Au Palais de Tokyo, "c'est le murmure de l'eau qui chante…"
Louise Bourgeois, 91 ans, voudrait être "le tuteur des jeunes générations d'artistes", ce qui explique sa présence au Palais de Tokyo, dédié à la jeune création. Dans "Un jour une nuit un jour", titre de l'exposition du Palais de Tokyo, l'artiste a voulu avec Lorenzo Fiaschi, le commissaire de l'exposition, recréer l'ambiance des rendez-vous qu'elle propose chaque dimanche dans sa maison de New York… en un peu moins intime quand même! Les sculptures de granit noir, à la fois gigantesques pupilles qui nous regardent et sièges qui nous invitent à s'asseoir, se perdent un peu dans l'espace. L'installation vidéo n'est pas très originale, les questions qui apparaissent en noir sur l'écran blanc sont de l'ordre du "déjà vu" : qui sommes-nous ? pourquoi sommes-nous là ? … A la différence près que les visiteurs peuvent y répondre sur des feuilles de format A3. Des réponses qui pourraient faire l'objet ensuite d'un ouvrage.

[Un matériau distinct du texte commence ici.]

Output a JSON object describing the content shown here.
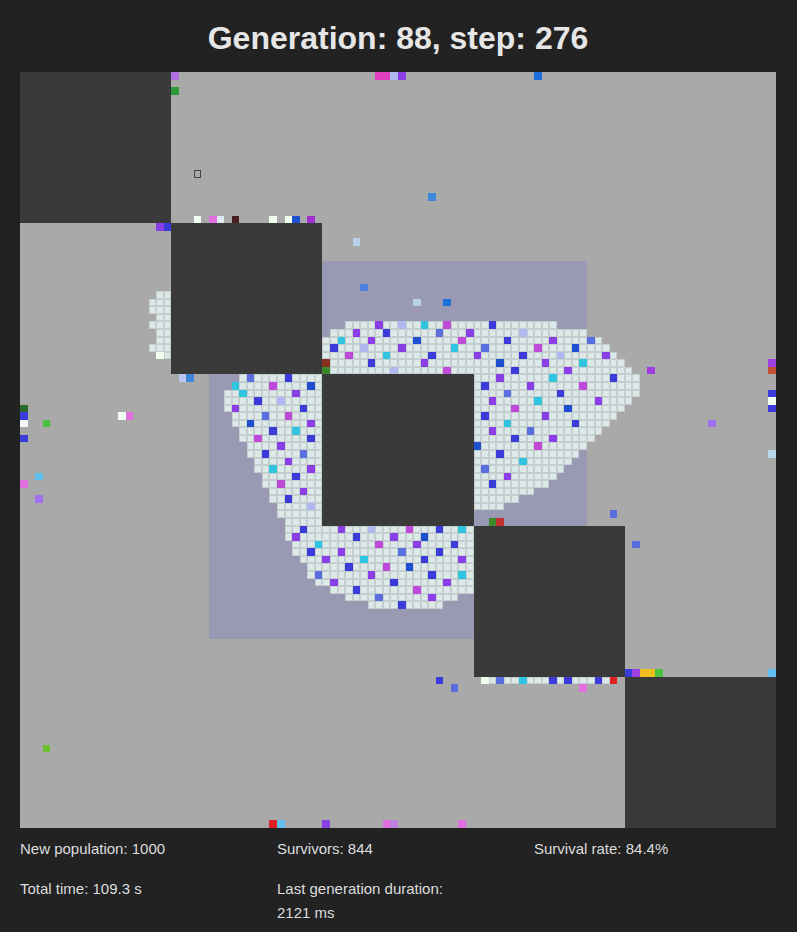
{
  "title": "Generation: 88, step: 276",
  "grid": {
    "size": 100,
    "obstacles": [
      [
        0,
        0,
        20,
        20
      ],
      [
        20,
        20,
        20,
        20
      ],
      [
        40,
        40,
        20,
        20
      ],
      [
        60,
        60,
        20,
        20
      ],
      [
        80,
        80,
        20,
        20
      ]
    ],
    "safe_zone": [
      25,
      25,
      50,
      50
    ],
    "marker": {
      "x": 23,
      "y": 13
    },
    "crowd": [
      [
        33,
        43,
        70
      ],
      [
        34,
        41,
        74
      ],
      [
        35,
        40,
        76
      ],
      [
        36,
        40,
        77
      ],
      [
        37,
        40,
        78
      ],
      [
        38,
        40,
        79
      ],
      [
        39,
        40,
        80
      ],
      [
        40,
        29,
        39
      ],
      [
        40,
        60,
        81
      ],
      [
        41,
        28,
        39
      ],
      [
        41,
        60,
        81
      ],
      [
        42,
        27,
        39
      ],
      [
        42,
        60,
        81
      ],
      [
        43,
        27,
        39
      ],
      [
        43,
        60,
        80
      ],
      [
        44,
        27,
        39
      ],
      [
        44,
        60,
        79
      ],
      [
        45,
        28,
        39
      ],
      [
        45,
        60,
        78
      ],
      [
        46,
        28,
        39
      ],
      [
        46,
        60,
        77
      ],
      [
        47,
        29,
        39
      ],
      [
        47,
        60,
        76
      ],
      [
        48,
        29,
        39
      ],
      [
        48,
        60,
        75
      ],
      [
        49,
        30,
        39
      ],
      [
        49,
        60,
        74
      ],
      [
        50,
        30,
        39
      ],
      [
        50,
        60,
        73
      ],
      [
        51,
        31,
        39
      ],
      [
        51,
        60,
        72
      ],
      [
        52,
        31,
        39
      ],
      [
        52,
        60,
        71
      ],
      [
        53,
        32,
        39
      ],
      [
        53,
        60,
        70
      ],
      [
        54,
        32,
        39
      ],
      [
        54,
        60,
        69
      ],
      [
        55,
        33,
        39
      ],
      [
        55,
        60,
        67
      ],
      [
        56,
        33,
        39
      ],
      [
        56,
        60,
        65
      ],
      [
        57,
        34,
        39
      ],
      [
        57,
        60,
        63
      ],
      [
        58,
        34,
        39
      ],
      [
        59,
        35,
        39
      ],
      [
        60,
        35,
        59
      ],
      [
        61,
        35,
        59
      ],
      [
        62,
        36,
        59
      ],
      [
        63,
        36,
        59
      ],
      [
        64,
        37,
        59
      ],
      [
        65,
        38,
        59
      ],
      [
        66,
        38,
        59
      ],
      [
        67,
        39,
        59
      ],
      [
        68,
        41,
        59
      ],
      [
        69,
        43,
        57
      ],
      [
        70,
        46,
        55
      ],
      [
        29,
        18,
        19
      ],
      [
        30,
        17,
        19
      ],
      [
        31,
        17,
        19
      ],
      [
        32,
        18,
        19
      ],
      [
        33,
        17,
        19
      ],
      [
        34,
        18,
        19
      ],
      [
        35,
        18,
        19
      ],
      [
        36,
        17,
        19
      ],
      [
        37,
        18,
        19
      ],
      [
        80,
        61,
        78
      ],
      [
        60,
        60,
        61
      ],
      [
        61,
        60,
        60
      ]
    ],
    "creatures": [
      [
        47,
        33,
        "#8a3fe6"
      ],
      [
        50,
        33,
        "#b0b8f0"
      ],
      [
        53,
        33,
        "#2fc4e0"
      ],
      [
        56,
        33,
        "#c04ad8"
      ],
      [
        62,
        33,
        "#3b3bd9"
      ],
      [
        44,
        34,
        "#8a3fe6"
      ],
      [
        48,
        34,
        "#3b3bd9"
      ],
      [
        55,
        34,
        "#5a6ee0"
      ],
      [
        59,
        34,
        "#8a3fe6"
      ],
      [
        66,
        34,
        "#b0b8f0"
      ],
      [
        42,
        35,
        "#2fc4e0"
      ],
      [
        46,
        35,
        "#8a3fe6"
      ],
      [
        52,
        35,
        "#1e4fd0"
      ],
      [
        58,
        35,
        "#c04ad8"
      ],
      [
        64,
        35,
        "#3b3bd9"
      ],
      [
        70,
        35,
        "#8a3fe6"
      ],
      [
        75,
        35,
        "#5a6ee0"
      ],
      [
        41,
        36,
        "#3b3bd9"
      ],
      [
        45,
        36,
        "#b0b8f0"
      ],
      [
        50,
        36,
        "#8a3fe6"
      ],
      [
        57,
        36,
        "#2fc4e0"
      ],
      [
        61,
        36,
        "#5a6ee0"
      ],
      [
        68,
        36,
        "#c04ad8"
      ],
      [
        73,
        36,
        "#1e4fd0"
      ],
      [
        43,
        37,
        "#c04ad8"
      ],
      [
        48,
        37,
        "#2fc4e0"
      ],
      [
        54,
        37,
        "#3b3bd9"
      ],
      [
        60,
        37,
        "#8a3fe6"
      ],
      [
        66,
        37,
        "#3b3bd9"
      ],
      [
        71,
        37,
        "#b0b8f0"
      ],
      [
        77,
        37,
        "#8a3fe6"
      ],
      [
        40,
        38,
        "#5a6ee0"
      ],
      [
        46,
        38,
        "#3b3bd9"
      ],
      [
        53,
        38,
        "#8a3fe6"
      ],
      [
        63,
        38,
        "#1e4fd0"
      ],
      [
        69,
        38,
        "#8a3fe6"
      ],
      [
        74,
        38,
        "#2fc4e0"
      ],
      [
        49,
        39,
        "#b0b8f0"
      ],
      [
        56,
        39,
        "#c04ad8"
      ],
      [
        65,
        39,
        "#3b3bd9"
      ],
      [
        72,
        39,
        "#8a3fe6"
      ],
      [
        30,
        40,
        "#5a6ee0"
      ],
      [
        35,
        40,
        "#3b3bd9"
      ],
      [
        63,
        40,
        "#8a3fe6"
      ],
      [
        70,
        40,
        "#2fc4e0"
      ],
      [
        78,
        40,
        "#3b3bd9"
      ],
      [
        33,
        41,
        "#c04ad8"
      ],
      [
        38,
        41,
        "#1e4fd0"
      ],
      [
        61,
        41,
        "#3b3bd9"
      ],
      [
        67,
        41,
        "#8a3fe6"
      ],
      [
        74,
        41,
        "#c04ad8"
      ],
      [
        29,
        42,
        "#2fc4e0"
      ],
      [
        36,
        42,
        "#8a3fe6"
      ],
      [
        64,
        42,
        "#5a6ee0"
      ],
      [
        71,
        42,
        "#3b3bd9"
      ],
      [
        31,
        43,
        "#3b3bd9"
      ],
      [
        34,
        43,
        "#b0b8f0"
      ],
      [
        62,
        43,
        "#8a3fe6"
      ],
      [
        68,
        43,
        "#2fc4e0"
      ],
      [
        76,
        43,
        "#8a3fe6"
      ],
      [
        28,
        44,
        "#8a3fe6"
      ],
      [
        37,
        44,
        "#3b3bd9"
      ],
      [
        65,
        44,
        "#c04ad8"
      ],
      [
        72,
        44,
        "#1e4fd0"
      ],
      [
        32,
        45,
        "#5a6ee0"
      ],
      [
        35,
        45,
        "#c04ad8"
      ],
      [
        61,
        45,
        "#3b3bd9"
      ],
      [
        69,
        45,
        "#8a3fe6"
      ],
      [
        30,
        46,
        "#1e4fd0"
      ],
      [
        38,
        46,
        "#8a3fe6"
      ],
      [
        64,
        46,
        "#2fc4e0"
      ],
      [
        73,
        46,
        "#3b3bd9"
      ],
      [
        33,
        47,
        "#3b3bd9"
      ],
      [
        36,
        47,
        "#2fc4e0"
      ],
      [
        62,
        47,
        "#8a3fe6"
      ],
      [
        67,
        47,
        "#5a6ee0"
      ],
      [
        31,
        48,
        "#c04ad8"
      ],
      [
        38,
        48,
        "#3b3bd9"
      ],
      [
        65,
        48,
        "#3b3bd9"
      ],
      [
        70,
        48,
        "#8a3fe6"
      ],
      [
        34,
        49,
        "#8a3fe6"
      ],
      [
        60,
        49,
        "#1e4fd0"
      ],
      [
        68,
        49,
        "#c04ad8"
      ],
      [
        32,
        50,
        "#3b3bd9"
      ],
      [
        37,
        50,
        "#5a6ee0"
      ],
      [
        63,
        50,
        "#3b3bd9"
      ],
      [
        35,
        51,
        "#8a3fe6"
      ],
      [
        66,
        51,
        "#2fc4e0"
      ],
      [
        33,
        52,
        "#2fc4e0"
      ],
      [
        38,
        52,
        "#8a3fe6"
      ],
      [
        61,
        52,
        "#5a6ee0"
      ],
      [
        36,
        53,
        "#3b3bd9"
      ],
      [
        64,
        53,
        "#8a3fe6"
      ],
      [
        34,
        54,
        "#c04ad8"
      ],
      [
        62,
        54,
        "#3b3bd9"
      ],
      [
        37,
        55,
        "#8a3fe6"
      ],
      [
        35,
        56,
        "#3b3bd9"
      ],
      [
        38,
        57,
        "#b0b8f0"
      ],
      [
        37,
        60,
        "#3b3bd9"
      ],
      [
        42,
        60,
        "#8a3fe6"
      ],
      [
        46,
        60,
        "#b0b8f0"
      ],
      [
        51,
        60,
        "#c04ad8"
      ],
      [
        55,
        60,
        "#3b3bd9"
      ],
      [
        58,
        60,
        "#2fc4e0"
      ],
      [
        36,
        61,
        "#8a3fe6"
      ],
      [
        44,
        61,
        "#3b3bd9"
      ],
      [
        49,
        61,
        "#8a3fe6"
      ],
      [
        53,
        61,
        "#1e4fd0"
      ],
      [
        39,
        62,
        "#2fc4e0"
      ],
      [
        47,
        62,
        "#c04ad8"
      ],
      [
        52,
        62,
        "#8a3fe6"
      ],
      [
        57,
        62,
        "#3b3bd9"
      ],
      [
        38,
        63,
        "#3b3bd9"
      ],
      [
        42,
        63,
        "#8a3fe6"
      ],
      [
        50,
        63,
        "#5a6ee0"
      ],
      [
        55,
        63,
        "#3b3bd9"
      ],
      [
        40,
        64,
        "#8a3fe6"
      ],
      [
        45,
        64,
        "#2fc4e0"
      ],
      [
        53,
        64,
        "#3b3bd9"
      ],
      [
        58,
        64,
        "#8a3fe6"
      ],
      [
        43,
        65,
        "#3b3bd9"
      ],
      [
        48,
        65,
        "#c04ad8"
      ],
      [
        51,
        65,
        "#1e4fd0"
      ],
      [
        39,
        66,
        "#5a6ee0"
      ],
      [
        46,
        66,
        "#8a3fe6"
      ],
      [
        54,
        66,
        "#3b3bd9"
      ],
      [
        58,
        66,
        "#2fc4e0"
      ],
      [
        41,
        67,
        "#8a3fe6"
      ],
      [
        49,
        67,
        "#3b3bd9"
      ],
      [
        56,
        67,
        "#8a3fe6"
      ],
      [
        44,
        68,
        "#3b3bd9"
      ],
      [
        52,
        68,
        "#c04ad8"
      ],
      [
        47,
        69,
        "#5a6ee0"
      ],
      [
        54,
        69,
        "#8a3fe6"
      ],
      [
        50,
        70,
        "#3b3bd9"
      ],
      [
        47,
        0,
        "#e040c0"
      ],
      [
        48,
        0,
        "#e040c0"
      ],
      [
        49,
        0,
        "#b0b8f0"
      ],
      [
        50,
        0,
        "#8a3fe6"
      ],
      [
        68,
        0,
        "#1e6fe0"
      ],
      [
        20,
        0,
        "#b070e0"
      ],
      [
        20,
        2,
        "#2a9a3a"
      ],
      [
        23,
        19,
        "#f0fff0"
      ],
      [
        25,
        19,
        "#e070e0"
      ],
      [
        26,
        19,
        "#dde8f0"
      ],
      [
        28,
        19,
        "#4a2020"
      ],
      [
        33,
        19,
        "#f0fff0"
      ],
      [
        35,
        19,
        "#f0fff0"
      ],
      [
        36,
        19,
        "#1e4fd0"
      ],
      [
        38,
        19,
        "#a030d0"
      ],
      [
        18,
        20,
        "#8a3fe6"
      ],
      [
        19,
        20,
        "#3b3bd9"
      ],
      [
        54,
        16,
        "#3b88d8"
      ],
      [
        44,
        22,
        "#b8d0e8"
      ],
      [
        45,
        28,
        "#4a80e0"
      ],
      [
        56,
        30,
        "#1e6fe0"
      ],
      [
        52,
        30,
        "#b8d0e8"
      ],
      [
        0,
        44,
        "#2a6a2a"
      ],
      [
        0,
        45,
        "#3b3bd9"
      ],
      [
        0,
        46,
        "#f0f8ff"
      ],
      [
        0,
        48,
        "#3b3bd9"
      ],
      [
        3,
        46,
        "#4ac040"
      ],
      [
        13,
        45,
        "#f0fff0"
      ],
      [
        14,
        45,
        "#e070e0"
      ],
      [
        2,
        53,
        "#60c0f0"
      ],
      [
        0,
        54,
        "#e070e0"
      ],
      [
        2,
        56,
        "#a070f0"
      ],
      [
        3,
        89,
        "#6ac030"
      ],
      [
        99,
        38,
        "#a040e0"
      ],
      [
        99,
        39,
        "#c05030"
      ],
      [
        99,
        42,
        "#3b3bd9"
      ],
      [
        99,
        43,
        "#f0fff0"
      ],
      [
        99,
        44,
        "#3b3bd9"
      ],
      [
        99,
        50,
        "#b8d8e8"
      ],
      [
        91,
        46,
        "#a070f0"
      ],
      [
        81,
        62,
        "#5a6ee0"
      ],
      [
        78,
        58,
        "#5a6ee0"
      ],
      [
        83,
        39,
        "#a040e0"
      ],
      [
        33,
        99,
        "#e02020"
      ],
      [
        34,
        99,
        "#60c0f0"
      ],
      [
        40,
        99,
        "#8a3fe6"
      ],
      [
        48,
        99,
        "#e070e0"
      ],
      [
        49,
        99,
        "#c080e0"
      ],
      [
        58,
        99,
        "#e070e0"
      ],
      [
        55,
        80,
        "#3b3bd9"
      ],
      [
        57,
        81,
        "#5a6ee0"
      ],
      [
        61,
        80,
        "#f0fff0"
      ],
      [
        63,
        80,
        "#5a6ee0"
      ],
      [
        66,
        80,
        "#2fc4e0"
      ],
      [
        70,
        80,
        "#3b3bd9"
      ],
      [
        72,
        80,
        "#3b3bd9"
      ],
      [
        74,
        81,
        "#e070e0"
      ],
      [
        76,
        80,
        "#3b3bd9"
      ],
      [
        78,
        80,
        "#e02020"
      ],
      [
        80,
        79,
        "#3b3bd9"
      ],
      [
        81,
        79,
        "#a040e0"
      ],
      [
        82,
        79,
        "#f0c020"
      ],
      [
        83,
        79,
        "#f0c020"
      ],
      [
        84,
        79,
        "#4ac040"
      ],
      [
        99,
        79,
        "#60c0f0"
      ],
      [
        62,
        59,
        "#3a8a2a"
      ],
      [
        63,
        59,
        "#c03030"
      ],
      [
        18,
        37,
        "#f0fff0"
      ],
      [
        21,
        40,
        "#b8c8f0"
      ],
      [
        22,
        40,
        "#3b88d8"
      ],
      [
        28,
        41,
        "#2fc4e0"
      ],
      [
        40,
        39,
        "#3a8a2a"
      ],
      [
        40,
        38,
        "#8a3020"
      ]
    ]
  },
  "stats": [
    {
      "lines": [
        "New population: 1000"
      ]
    },
    {
      "lines": [
        "Survivors: 844"
      ]
    },
    {
      "lines": [
        "Survival rate: 84.4%"
      ]
    },
    {
      "lines": [
        "Total time: 109.3 s"
      ]
    },
    {
      "lines": [
        "Last generation duration:",
        "2121 ms"
      ]
    }
  ]
}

Un peu sur la gauche, Mais le deuxième étage réconcilie avec l'exposition. Là, une installation sonore reprend des contines, fredonnées par Louise Bourgeois, de sa voix fluette et parfois éraillée, qui plonge dans l'univers sensible et poétique de cette artiste, dans l'évocation de son enfance, dans la nôtre également. Murmures incessants, va-et-vient entre passé et présent. Un véritable cadeau intime à ceux qui l'accompagnent dans ce voyage. Jérôme Sens, co-directeur du Palais de Tokyo, a remercié Louise Bourgeois pour "sa jeunesse extraordinaire et rafraîchissante" et ses œuvres qui "n'ont pas d'âge". L'artiste, qui a passé sa vie à créer des émotions, celles du désir, du don ou de la destruction, réussit encore ici à nous attendrir.
De petits bijoux à la galerie Karsten Grève.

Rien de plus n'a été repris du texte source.